Utilization of the methodology described above will allow the establishment of a clear relation between exposure and outcome, and will also allow a clear delineation of the independent contribution of pre-HCT vs. HCT-related vs. post-HCT exposures. Having such a relationship then allows the exploration of the inter-individual variability in risk, given constant exposure. Such inter-individual variability is clearly observed in patients treated with anthracyclines, where doses exceeding 1000 mg/m2 are tolerated by some, while low doses (<150 mg/m2) result in congestive heart failure in the others. Identifying those at highest risk upfront becomes critical in determining the best therapy for the individual patient, maximizing the chance of cure, while minimizing the long-term toxicity – the basis for “personalized medicine”. In addition, understanding the pathogenetic mechanism underlying the development of an outcome of interest, given a therapeutic exposure would allow for the development of novel therapeutic interventions, allowing for early detection and potential reversal of the process.
Advances in genetics research has also been a significant contributing factor in defining the human major histocompatibility system (HLA) and high impact translational research that has guided donor selection and refined through the development of DNA-based tools for high resolution genotyping robust criteria for the optimal selection of HLA matched unrelated donors.(
15,
16) However, despite precise matching for HLA, graft-versus-host (GVHD) disease, opportunistic infection and other complications remain significant obstacles to safety and overall success. Genetic polymorphism is responsible not only for HLA mismatching between donor and recipient, but also for the mismatching of a potentially large number of minor histocompatibility antigens encoded by genes located across the genome.(
17,
18) Genetic variants encoding minor histocompatibility antigens include single nucleotide polymorphisms (SNPs) responsible for amino acid substitutions in cellular proteins that can function as minor histocompatibility antigens,(
18) or deletions in genes that abrogate protein production and thereby alter donor and recipient disparity for minor histocompatibility antigens as illustrated in a recent paper by McCarroll et al.(
19) In addition to genetic polymorphism causing recipient and donor disparity, certain polymorphisms can also affect gene function. Many SNPs have been identified, both intergenic and in nearby promoter regions, that modify gene function by changing expression levels, modify functional amino acid substitutions, or cause alternative splicing of gene transcripts all of which may alter gene function.(
20)
In order to develop a deeper understanding of the molecular underpinnings of therapy-related long-term complications, it becomes important to collect appropriate biospecimens from the patients who do and do not develop the outcome. Ideally, this should be in the form of blood, collected to allow subsequent extraction of DNA and RNA, as well as establish lymphoblastoid cell lines. In patients undergoing allogeneic HCT, the blood should be collected prior to HCT, in order to reflect the DNA of the host. Study of GvHD ideally would require the collection of paired DNA from the host and donor. There are two approaches to the study of genetic variation in disease: (
1) candidate gene studies based on the selection of a limited number of tag SNPs for analyzing specific genes and pathways; and (
2) genome-wide association studies (GWAS) using DNA arrays capable of detecting a million or more SNPs.
Both approaches have attendant strengths and limitations. Candidate gene studies are both complementary and additive to genome-wide studies. compares the characteristics of both strategies. A GWAS approach offers the ability to study complex pathways, allowing for an assessment of the action/ interaction of many genes; it also allows for new genes to be identified. GWAS has gained significant favor, partly due to the fact that several studies that have utilized a candidate gene approach have failed replication. However, a GWAS approach requires a large sample size in order to account for false discovery. In addition, there is a need for a replication cohort so that the genes identified in the discovery set can be validated in the test set.

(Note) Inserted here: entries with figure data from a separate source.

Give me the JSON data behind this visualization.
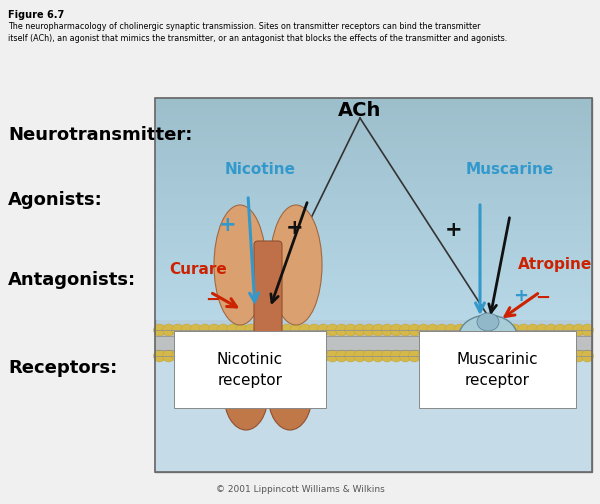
{
  "figure_title": "Figure 6.7",
  "figure_caption": "The neuropharmacology of cholinergic synaptic transmission. Sites on transmitter receptors can bind the transmitter\nitself (ACh), an agonist that mimics the transmitter, or an antagonist that blocks the effects of the transmitter and agonists.",
  "label_neurotransmitter": "Neurotransmitter:",
  "label_ach": "ACh",
  "label_agonists": "Agonists:",
  "label_antagonists": "Antagonists:",
  "label_receptors": "Receptors:",
  "label_nicotine": "Nicotine",
  "label_muscarine": "Muscarine",
  "label_curare": "Curare",
  "label_atropine": "Atropine",
  "label_nicotinic": "Nicotinic\nreceptor",
  "label_muscarinic": "Muscarinic\nreceptor",
  "copyright": "© 2001 Lippincott Williams & Wilkins",
  "color_blue": "#3399cc",
  "color_red": "#cc2200",
  "color_black": "#111111",
  "color_bg_panel_top": "#b8d4e0",
  "color_bg_panel_bot": "#c8e0ee",
  "color_bg_outer": "#f0f0f0",
  "color_membrane_gold": "#d4b84a",
  "color_membrane_silver": "#b8b8b8",
  "color_membrane_bot_bg": "#c0d8e8",
  "color_nic_light": "#dda882",
  "color_nic_dark": "#b07040",
  "color_mus_light": "#a8c8d8",
  "color_mus_dark": "#6090a8"
}
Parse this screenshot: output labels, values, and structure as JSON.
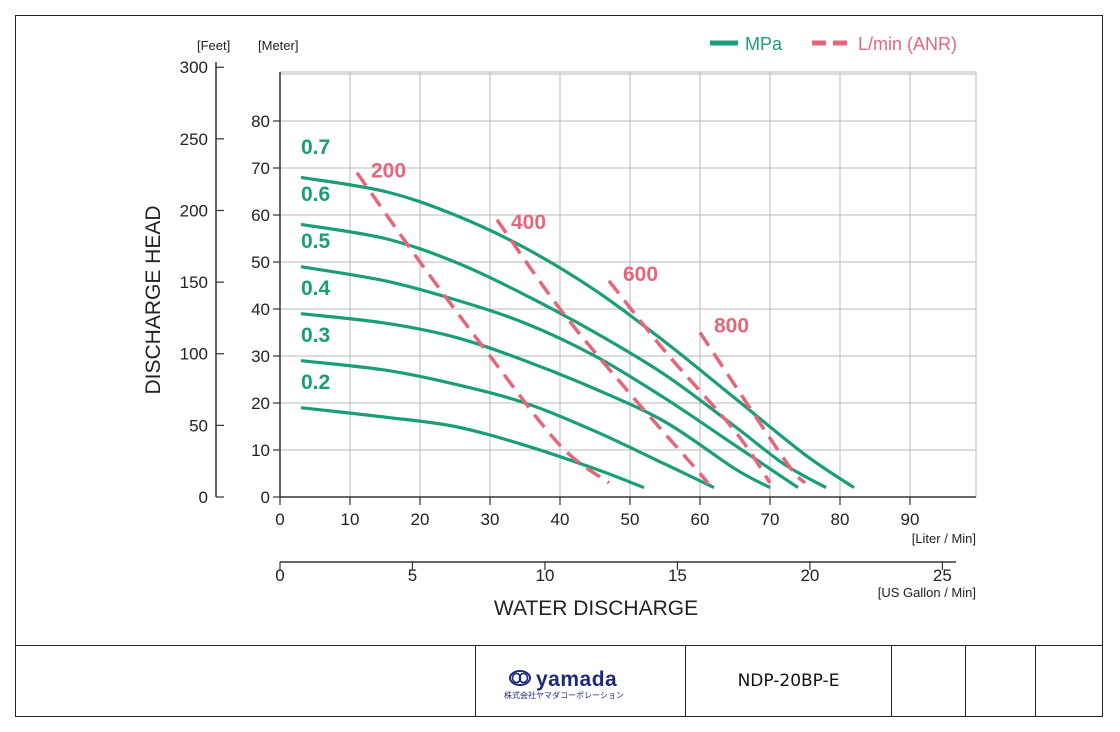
{
  "chart_data": {
    "type": "line",
    "xlabel": "WATER DISCHARGE",
    "ylabel": "DISCHARGE HEAD",
    "x_unit_primary": "[Liter / Min]",
    "x_unit_secondary": "[US Gallon / Min]",
    "y_unit_feet": "[Feet]",
    "y_unit_meter": "[Meter]",
    "xlim": [
      0,
      100
    ],
    "ylim": [
      0,
      92
    ],
    "x_ticks": [
      "0",
      "10",
      "20",
      "30",
      "40",
      "50",
      "60",
      "70",
      "80",
      "90"
    ],
    "x_gal_ticks": [
      "0",
      "5",
      "10",
      "15",
      "20",
      "25"
    ],
    "y_m_ticks": [
      "0",
      "10",
      "20",
      "30",
      "40",
      "50",
      "60",
      "70",
      "80"
    ],
    "y_ft_ticks": [
      "0",
      "50",
      "100",
      "150",
      "200",
      "250",
      "300"
    ],
    "legend": {
      "placement": "top-right",
      "solid": "MPa",
      "dashed": "L/min (ANR)",
      "solid_color": "#1a9e78",
      "dashed_color": "#e5667a"
    },
    "series": [
      {
        "name": "0.7",
        "style": "solid",
        "x": [
          3,
          15,
          25,
          35,
          45,
          55,
          65,
          75,
          82
        ],
        "y": [
          68,
          65,
          60,
          53,
          44,
          33,
          21,
          9,
          2
        ]
      },
      {
        "name": "0.6",
        "style": "solid",
        "x": [
          3,
          15,
          25,
          35,
          45,
          55,
          65,
          72,
          78
        ],
        "y": [
          58,
          55,
          50,
          43,
          35,
          26,
          15,
          7,
          2
        ]
      },
      {
        "name": "0.5",
        "style": "solid",
        "x": [
          3,
          15,
          25,
          35,
          45,
          55,
          65,
          70,
          74
        ],
        "y": [
          49,
          46,
          42,
          37,
          30,
          21,
          11,
          6,
          2
        ]
      },
      {
        "name": "0.4",
        "style": "solid",
        "x": [
          3,
          15,
          25,
          35,
          45,
          55,
          65,
          70
        ],
        "y": [
          39,
          37,
          34,
          29,
          23,
          16,
          6,
          2
        ]
      },
      {
        "name": "0.3",
        "style": "solid",
        "x": [
          3,
          15,
          25,
          35,
          45,
          55,
          62
        ],
        "y": [
          29,
          27,
          24,
          20,
          14,
          7,
          2
        ]
      },
      {
        "name": "0.2",
        "style": "solid",
        "x": [
          3,
          15,
          25,
          35,
          45,
          52
        ],
        "y": [
          19,
          17,
          15,
          11,
          6,
          2
        ]
      },
      {
        "name": "200",
        "style": "dashed",
        "x": [
          11,
          20,
          30,
          40,
          47
        ],
        "y": [
          69,
          50,
          30,
          11,
          3
        ]
      },
      {
        "name": "400",
        "style": "dashed",
        "x": [
          31,
          40,
          50,
          60,
          61
        ],
        "y": [
          59,
          40,
          22,
          5,
          3
        ]
      },
      {
        "name": "600",
        "style": "dashed",
        "x": [
          47,
          55,
          65,
          70
        ],
        "y": [
          46,
          31,
          14,
          3
        ]
      },
      {
        "name": "800",
        "style": "dashed",
        "x": [
          60,
          68,
          73,
          75
        ],
        "y": [
          35,
          17,
          6,
          3
        ]
      }
    ],
    "series_label_positions": {
      "0.7": [
        3,
        73
      ],
      "0.6": [
        3,
        63
      ],
      "0.5": [
        3,
        53
      ],
      "0.4": [
        3,
        43
      ],
      "0.3": [
        3,
        33
      ],
      "0.2": [
        3,
        23
      ],
      "200": [
        13,
        68
      ],
      "400": [
        33,
        57
      ],
      "600": [
        49,
        46
      ],
      "800": [
        62,
        35
      ]
    }
  },
  "footer": {
    "logo_text": "yamada",
    "logo_subtext": "株式会社ヤマダコーポレーション",
    "model": "NDP-20BP-E"
  }
}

| Table 1Comparison of Candidate Gene and Genome-Wide Study Approaches |
The GWAS approach does not have an a priori hypothesis, and is considered to be hypothesis-generating and more suited for complex disorders where clear etiologic lead is not established. However, this is not true for many post-HCT outcomes, where for the most part there is a clearly established etiologic association between the exposure and outcome (e.g., radiation and subsequent malignancies). In such cases, an argument could be made for a comprehensively selected (and biologically plausible) list of genes identified along the path of the action of radiation on the target organ. As mentioned earlier, GWAS is limited by the need for a large sample size due to issues related to multiple testing – this is less of an issue with a candidate gene approach. Finally, gene-gene interactions may require prohibitively large samples in a GWAS setting, but are logistically feasible when conducting a candidate gene study.